Jack Rutter: England Cerebral Palsy captain 'devastated' as new rules end career
England Cerebral Palsy captain Jack Rutter says he is "devastated" after a change to classification rules led to an immediate end to his career.
The 27-year-old, who also skippered ParalympicsGB's cerebral palsy side, has accepted a coaching role with the Football Association.
Revised rules regarding the level of a player's impairment have led to Rutter being classified as ineligible to play.
"It'll affect teams around the world," he told BBC Radio Gloucestershire.
"I'm absolutely devastated and I feel like I've lost a lot. I'm fairly fit still so I had at least another five years of playing in me.
"But I've got lots of opportunities available to me now and I just want to try and help the next generation now."
Following research, the International Federation of CP Football have amended the level of impairment required for a player to be eligible.
"Now any player who hasn't got spasticity in at least two limbs is no longer allowed to play in the sport," Rutter, who is from the Forest of Dean, explained.
"Normally that comes from cerebral palsy from birth, or from a stroke, so players who have maybe had a traumatic brain injury later in life, or if they've recovered well, may not be able to play any more.
"It'll be interesting to see the impact around the world because some teams could be left with no team to field."
CP Football will not be part of the Tokyo 2020 programme but is under consideration for a return for the Paris Paralympics in 2024.
Rutter, who had captained England since 2014, has an FA level three coaching badge and will now work with the England CP Under-21 team.
Formerly on the books of Birmingham City, his dreams of being a Premier League player were ended in 2009 when he fell victim to an unprovoked attack while on a night out.
"I was just about to become a professional footballer," he recalled. "I actually fractured my skull in two places because I was hit, knocked unconscious, and then I fell and hit my head on a kerb.
"That caused a double skull fracture, moderate brain damage and also severed my cochlear nerve, which means I'm permanently deaf in my right ear.
"My balance and coordination was terrible and I was dizzy all the time.
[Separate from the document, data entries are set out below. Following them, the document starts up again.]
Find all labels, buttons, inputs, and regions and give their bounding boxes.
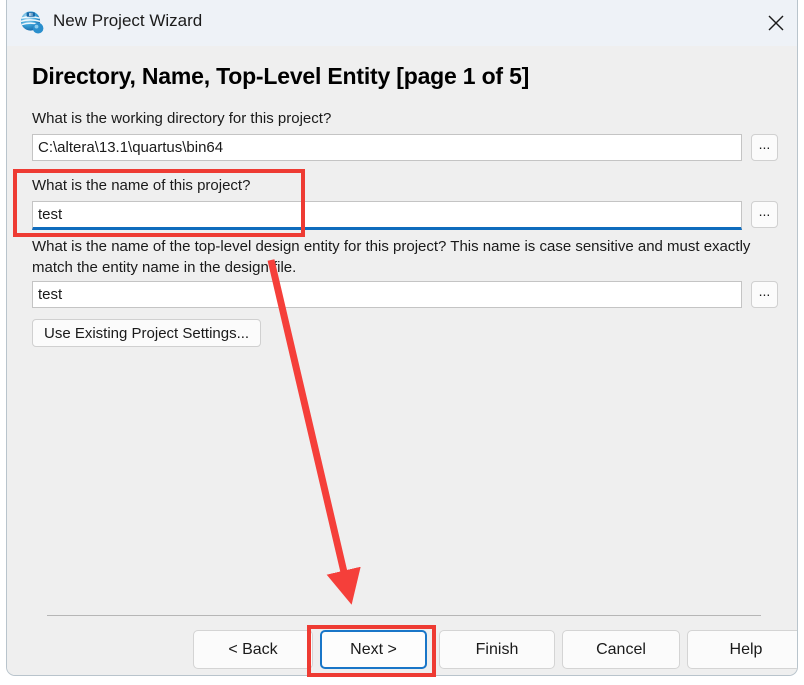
quartus-globe-icon: III <box>19 10 45 36</box>
cancel-button[interactable]: Cancel <box>562 630 680 669</box>
next-button[interactable]: Next > <box>320 630 427 669</box>
finish-button[interactable]: Finish <box>439 630 555 669</box>
top-level-entity-label: What is the name of the top-level design… <box>32 238 751 276</box>
close-icon[interactable] <box>752 0 797 46</box>
working-directory-browse-button[interactable]: ... <box>751 134 778 161</box>
working-directory-input[interactable] <box>32 134 742 161</box>
project-name-input[interactable] <box>32 201 742 230</box>
new-project-wizard-window: III New Project Wizard Directory, Name, … <box>6 0 798 676</box>
use-existing-project-settings-button[interactable]: Use Existing Project Settings... <box>32 319 262 347</box>
dialog-content: Directory, Name, Top-Level Entity [page … <box>7 46 797 675</box>
project-name-browse-button[interactable]: ... <box>751 201 778 228</box>
help-button[interactable]: Help <box>687 630 797 669</box>
svg-text:III: III <box>29 12 33 17</box>
top-level-entity-input[interactable] <box>32 281 742 308</box>
page-title: Directory, Name, Top-Level Entity [page … <box>32 63 530 89</box>
back-button[interactable]: < Back <box>193 630 313 669</box>
project-name-label: What is the name of this project? <box>32 177 251 194</box>
working-directory-label: What is the working directory for this p… <box>32 110 332 127</box>
footer-divider <box>47 615 761 616</box>
title-bar: III New Project Wizard <box>7 0 797 46</box>
top-level-entity-browse-button[interactable]: ... <box>751 281 778 308</box>
window-title: New Project Wizard <box>53 11 203 30</box>
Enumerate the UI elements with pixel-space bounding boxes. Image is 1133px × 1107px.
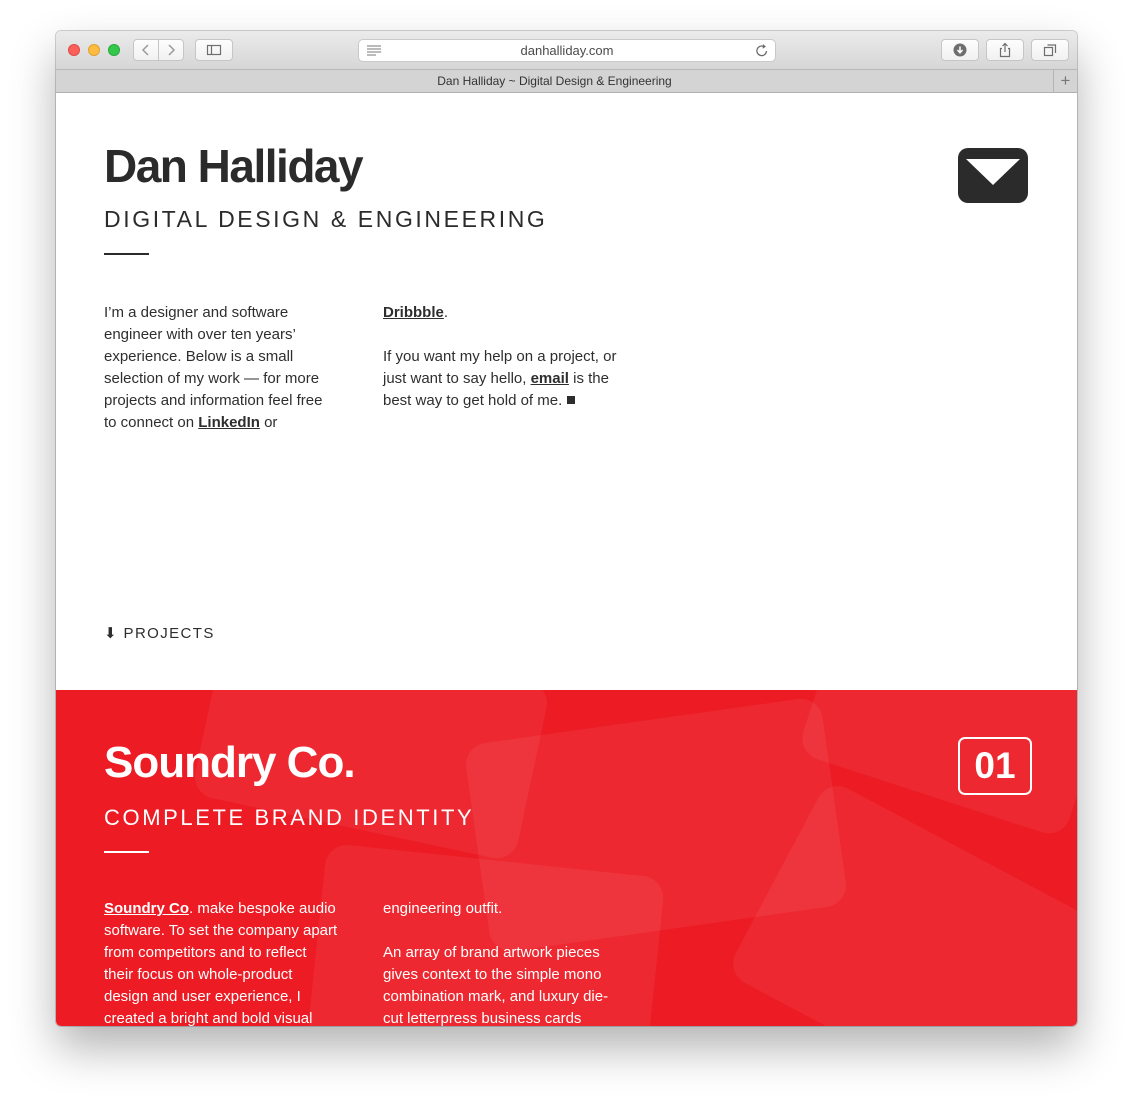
share-button[interactable] — [986, 39, 1024, 61]
reload-icon[interactable] — [755, 43, 769, 58]
downloads-button[interactable] — [941, 39, 979, 61]
new-tab-button[interactable]: + — [1053, 70, 1077, 93]
hero-section: Dan Halliday DIGITAL DESIGN & ENGINEERIN… — [56, 93, 1077, 690]
project-number-badge: 01 — [958, 737, 1032, 795]
intro-column-2: Dribbble. If you want my help on a proje… — [383, 302, 623, 434]
zoom-window-button[interactable] — [108, 44, 120, 56]
intro-text: I’m a designer and software engineer wit… — [104, 304, 323, 431]
end-mark — [567, 396, 576, 404]
intro-or-text: or — [259, 414, 278, 431]
back-button[interactable] — [133, 39, 159, 61]
browser-window: danhalliday.com Dan Halliday ~ Digital D… — [56, 31, 1077, 1026]
intro-column-1: I’m a designer and software engineer wit… — [104, 302, 334, 434]
project-text-3: An array of brand artwork pieces gives c… — [383, 944, 609, 1026]
url-text: danhalliday.com — [520, 43, 614, 58]
project-text-2: engineering outfit. — [383, 900, 503, 917]
forward-button[interactable] — [158, 39, 184, 61]
minimize-window-button[interactable] — [88, 44, 100, 56]
tabs-icon — [1043, 44, 1057, 57]
tab-bar: Dan Halliday ~ Digital Design & Engineer… — [56, 69, 1077, 93]
project-column-1: Soundry Co. make bespoke audio software.… — [104, 898, 339, 1026]
soundry-link[interactable]: Soundry Co — [104, 900, 189, 917]
tab-title[interactable]: Dan Halliday ~ Digital Design & Engineer… — [56, 74, 1053, 88]
project-subtitle: COMPLETE BRAND IDENTITY — [104, 805, 475, 830]
divider — [104, 253, 149, 255]
site-subtitle: DIGITAL DESIGN & ENGINEERING — [104, 206, 548, 232]
project-column-2: engineering outfit. An array of brand ar… — [383, 898, 623, 1026]
project-divider — [104, 851, 149, 853]
close-window-button[interactable] — [68, 44, 80, 56]
project-title: Soundry Co. — [104, 738, 356, 787]
intro-period: . — [443, 304, 449, 321]
dribbble-link[interactable]: Dribbble — [383, 304, 444, 321]
arrow-down-icon: ⬇ — [104, 625, 118, 642]
back-icon — [141, 44, 149, 56]
mail-icon[interactable] — [958, 148, 1028, 203]
site-title: Dan Halliday — [104, 140, 364, 192]
email-link[interactable]: email — [531, 370, 569, 387]
project-text-1: . make bespoke audio software. To set th… — [104, 900, 338, 1026]
page-content: Dan Halliday DIGITAL DESIGN & ENGINEERIN… — [56, 93, 1077, 1026]
project-section-soundry: Soundry Co. COMPLETE BRAND IDENTITY 01 S… — [56, 690, 1077, 1026]
linkedin-link[interactable]: LinkedIn — [198, 414, 260, 431]
projects-link[interactable]: ⬇ PROJECTS — [104, 624, 215, 642]
browser-toolbar: danhalliday.com — [56, 31, 1077, 69]
sidebar-button[interactable] — [195, 39, 233, 61]
forward-icon — [168, 44, 176, 56]
projects-label: PROJECTS — [123, 625, 215, 642]
tabs-overview-button[interactable] — [1031, 39, 1069, 61]
address-bar[interactable]: danhalliday.com — [358, 39, 776, 62]
share-icon — [999, 42, 1011, 58]
sidebar-icon — [206, 44, 222, 56]
download-icon — [953, 43, 967, 57]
But because I've trained and worked at it, I've managed to turn my life around and I feel very fortunate and proud of what I've achieved.
"But unfortunately, it means I can't play in the sport any more because I'm not as impaired as some of the other players. However, that's testament to me and how well I've recovered, I think."
In a statement on the FA website, chairman Greg Clarke said: "Jack has not only been an iconic player, but a role model and a credit to the Three Lions badge.
"His very presence in the England Cerebral Palsy team has helped raise the profile of disability football, and the players that participate, across the country and at all levels."